When we realized that the seas had got hold of us; the anchor rope was cut, and we were off. A sea rose straight up under us, and we felt the Kon-Tiki being lifted up in the air. The great moment had come; we were riding on the wave-back at breathless speed, our ramshackle craft creaking and groaning as she quivered under us. The excitement made one’s blood boil. I remember that, having no other inspiration, I waved my arm and bellowed ‘hurrah!’ at the pitch of my lungs; it afforded a certain relief and could do no harm anyway. The others certainly thought I had gone mad, but they all beamed and grinned enthusiastically. On we ran with the seas rushing in behind us; this was the Kon-Tiki’s baptism of fire; all must and would go well.
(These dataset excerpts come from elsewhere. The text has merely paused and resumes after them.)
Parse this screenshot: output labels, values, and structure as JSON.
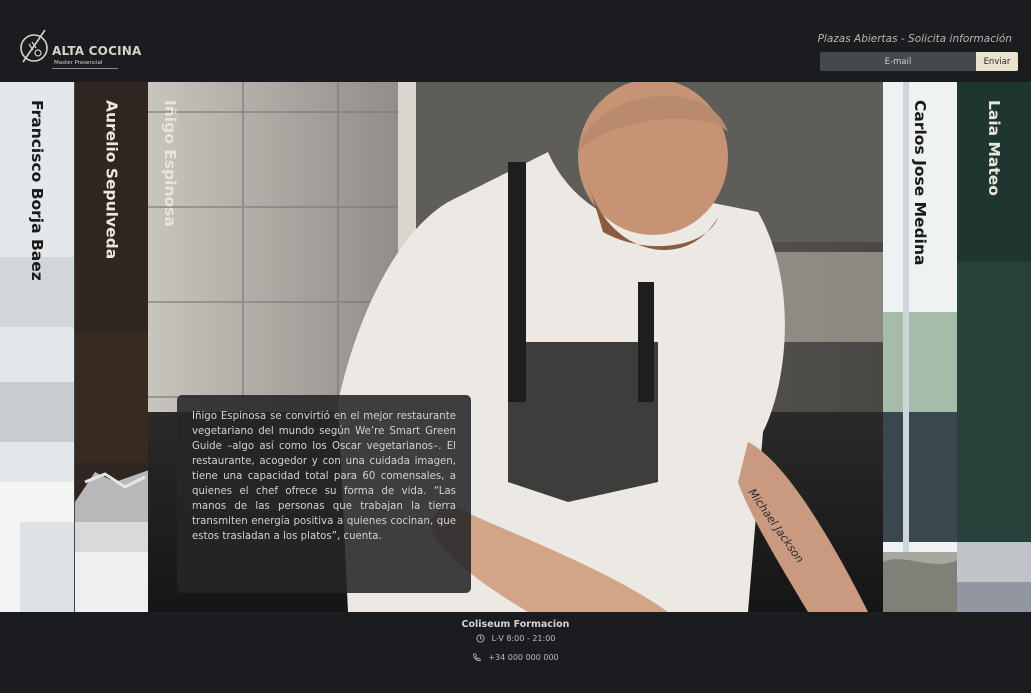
{
  "brand": {
    "name": "ALTA COCINA",
    "subtitle": "Master Presencial"
  },
  "header": {
    "link_text": "Plazas Abiertas - Solicita información",
    "email_placeholder": "E-mail",
    "send_label": "Enviar"
  },
  "chefs": [
    {
      "name": "Francisco Borja Baez"
    },
    {
      "name": "Aurelio Sepulveda"
    },
    {
      "name": "Iñigo Espinosa"
    },
    {
      "name": "Carlos Jose Medina"
    },
    {
      "name": "Laia Mateo"
    }
  ],
  "active_chef": {
    "bio": "Iñigo Espinosa se convirtió en el mejor restaurante vegetariano del mundo según We’re Smart Green Guide –algo así como los Oscar vegetarianos–. El restaurante, acogedor y con una cuidada imagen, tiene una capacidad total para 60 comensales, a quienes el chef ofrece su forma de vida. “Las manos de las personas que trabajan la tierra transmiten energía positiva a quienes cocinan, que estos trasladan a los platos”, cuenta."
  },
  "footer": {
    "name": "Coliseum Formacion",
    "hours": "L-V 8:00 - 21:00",
    "phone": "+34 000 000 000"
  }
}
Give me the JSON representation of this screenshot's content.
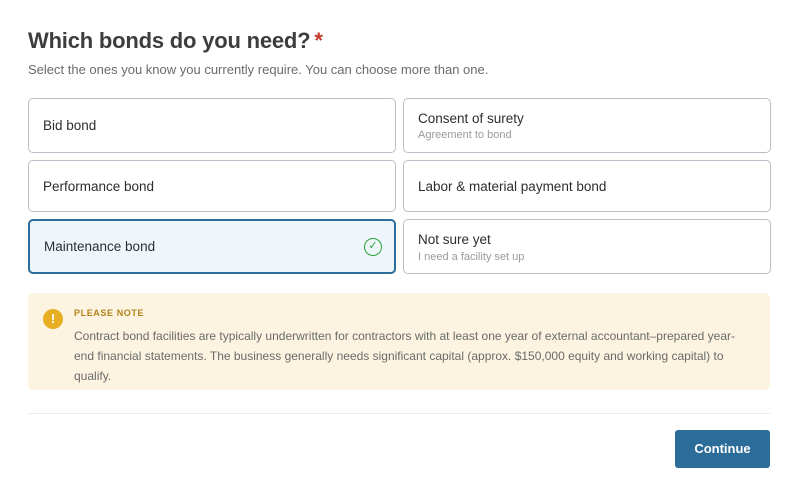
{
  "heading": {
    "title": "Which bonds do you need?",
    "required_mark": "*"
  },
  "subtitle": "Select the ones you know you currently require. You can choose more than one.",
  "options": [
    {
      "label": "Bid bond",
      "sub": "",
      "selected": false
    },
    {
      "label": "Consent of surety",
      "sub": "Agreement to bond",
      "selected": false
    },
    {
      "label": "Performance bond",
      "sub": "",
      "selected": false
    },
    {
      "label": "Labor & material payment bond",
      "sub": "",
      "selected": false
    },
    {
      "label": "Maintenance bond",
      "sub": "",
      "selected": true
    },
    {
      "label": "Not sure yet",
      "sub": "I need a facility set up",
      "selected": false
    }
  ],
  "note": {
    "icon": "exclamation-icon",
    "heading": "PLEASE NOTE",
    "body": "Contract bond facilities are typically underwritten for contractors with at least one year of external accountant–prepared year-end financial statements. The business generally needs significant capital (approx. $150,000 equity and working capital) to qualify."
  },
  "actions": {
    "continue_label": "Continue"
  },
  "colors": {
    "accent": "#2b6c99",
    "check": "#29a33a",
    "required": "#c0392b",
    "note_bg": "#fcf4e0",
    "note_icon": "#e8ae22"
  }
}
But our elation was soon damped. A new sea rose high up astern of us like a glittering green glass wall; as we sank down it came rolling after us, and in the same second in which I saw it high above me I felt a violent blow and was submerged under floods of water. I felt the suction through my whole body, with such great strength that I had to strain every single muscle in my frame and think of one thin
g only – hold on, hold on! I think that in such a desperate situation the arms will be torn off before the brain consents to let go, evident as the outcome is. Then I felt that the mountain of water was passing on and relaxing its devilish grip of my body. When the whole mountain had rushed on, with an earsplitting roaring and crashing, I saw Knut again hanging on beside me, doubled up into a ball. Seen from behind the great sea was almost flat and grey; as it rushed on it swept just over the ridge of the cabin roof which projected from the water, and there hung the three others, pressed against the cabin roof as the water passed over them.
We were still afloat.
In an instant I renewed my hold, with arms and legs bent round the strong rope. Knut let himself down and with a tiger’s leap joined the others on the boxes, where the cabin took the strain. I heard reassuring exclamations from them, but at the same time I saw a new green wall rise up and come towering towards us. I shouted a warning and made myself as small and hard as I could where I hung. And in an instant hell was over us again, and the Kon-Tiki disappeared completely under the masses of water. The sea tugged and pulled with all the force it could bring to bear at the poor little bundle of a human body. The second sea rushed over it, and a third like it.